In the gun business braided springs are referred to as "nested springs" and they are really durable CIP AKs. The problems with most springs is they take a set or break.
The problem with springs is if not heat treated correctly they will take a set or break. Unless something has changed there is no way to test a spring except by compressing it a long period or it breaks as they are so small you can't ding it with a Rockwell checker. About all that can be done is check to see if it has enough energy as new with coppers and a bench inspection gage where the indent depth from the striker impacting the copper is measured in thousandths.
About the best an average user can do is restricted mostly to bolt rifles. You can get a new rifle, pull the bolt down, remove the striker spring, measure the free length with a caliper and record your reading. Then once a year pull it down and measure the free length again to see if it has become shorter.
On a real M16/M4 with burst control the striker spring on one side has less coils and as a result a few of the rifles that came in for M16A!E1 testing did not exhibit enough striker energy.
YOU CANNOT JUDGE STRIKER ENERGY BY LOOKING AT FIRED PRIMERS
Frankford Arsenal did a multimillion primer test and off set indents can cause them. By offset it is called "center fire ammo" right? The name of the game is for the striker to impact the center of the primer but when you are making thousands of rifles a week and you have folks that are making bolts that could care less because they are just there for a job. All they care about is getting paid.
One of the first things things my trainer impressed upon me was you can have a fine design but the "production floor" workers will take your marvel to it's knees. For instance I was given the "run" at a major vendor plant to just walk through the plant and observe all facets of production and I remembered my trainer so I stopped and talked to this guy who was making a part and asked him what the part did he was making and he had no clue.
A number of years ago the Shot Show was in Charlotte so my buddy and me went. I walked up to a vendor that I had just bought a rifle from and had checked the striker indent energy on and found it lacking so I walked up to this vendor area and asked if there was anyone there from engineering and they identified this one guy who proudly proclaims "I"M FROM ENGINEERING" and I asked him what the striker indent spec was and he did not have a clue of what I was talking about. He sent me to a technician from the plant who did not know either and told me immediately he did not but he was sure going to find out when he got back to work. Now that is an employee I would want.
I got home and wrote the company, told them what I had recorded in my testing and I got a email asking me to call their Public Relations manager as he and their chief engineer wanted to have a conference call with me and I learned that vendor had not checked striker energy on anything in over 15 years. They did not make their springs, they just ordered them in, put them in and shipped the rifles out.

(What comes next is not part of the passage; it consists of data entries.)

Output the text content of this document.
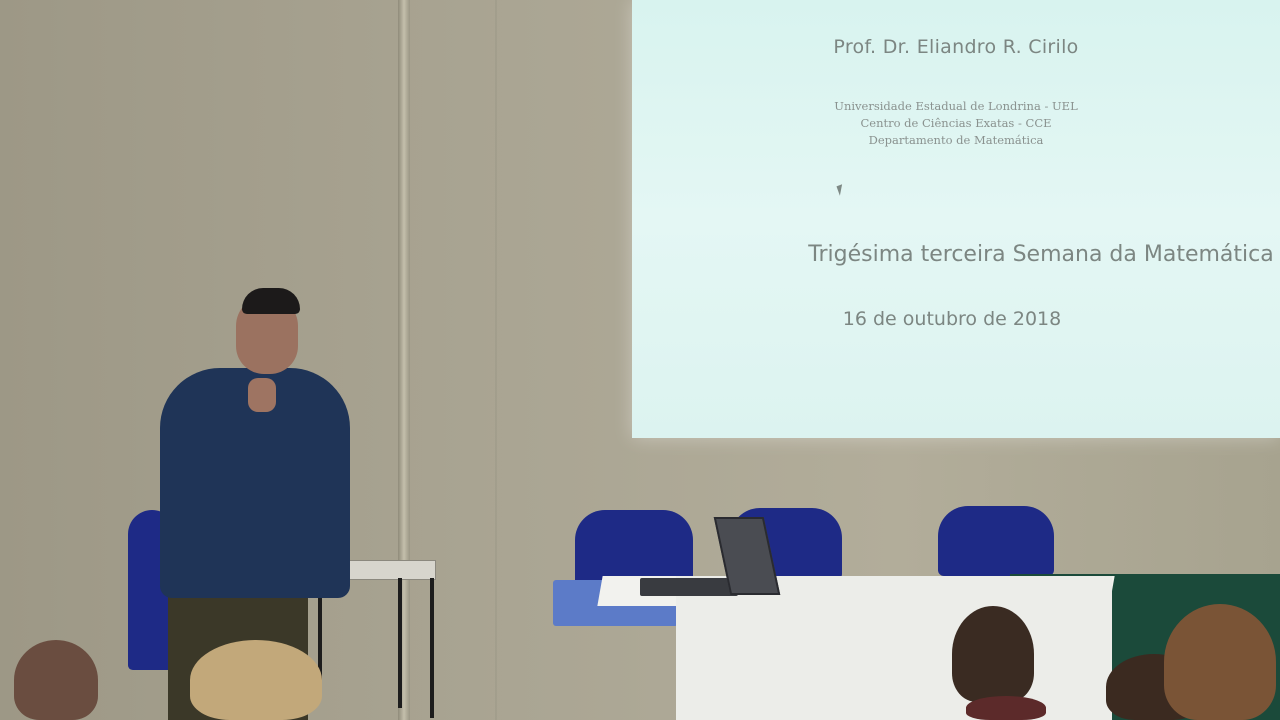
Prof. Dr. Eliandro R. Cirilo
Universidade Estadual de Londrina - UEL
Centro de Ciências Exatas - CCE
Departamento de Matemática
Trigésima terceira Semana da Matemática
16 de outubro de 2018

There are several thing that will take your parade down quickly and a rifle going click instead of bang in a shootout is number 1 on the list. Clicks can be experienced from empty chambers (didn't feed correctly) FTC failure to close, FTL failure to lock, then you get a FTF. Such can be caused by mags. This is why in testing mags are numbered and at each failure everything shuts down while you figure out if you can thus the mag number is recorded and the round number in the mag is recorded and that mag is rotated through every other weapon to see if it repeats in that one, another one, or maybe two more. Then the paperwork is all changed blaming the failure on the magazine and not the weapon and the magazine is removed from the test and your very gently place it on a hard surface with surgical precision you take a hammer to it.
To be sure you can have the right spring, the correct energy and still get a failure to fire in cold weather due to your not using the correct lubricant for cold.
I am aware of one instance where a magazine caused multiple rifles to sustain catastrophic failures.
Had several of the coil springs in the 3 shot burst mechanism just break in my test.
Also had five (IIRC) failures to fire which really caused a stir. Five failures is allowed in 5 million rounds and I had that many in 244,000.
The normal human thought pattern seems to blame ammo for failures and yes this does happen but with new ammo right out of the cans the likelihood of it being just the ammo is somewhat reduced.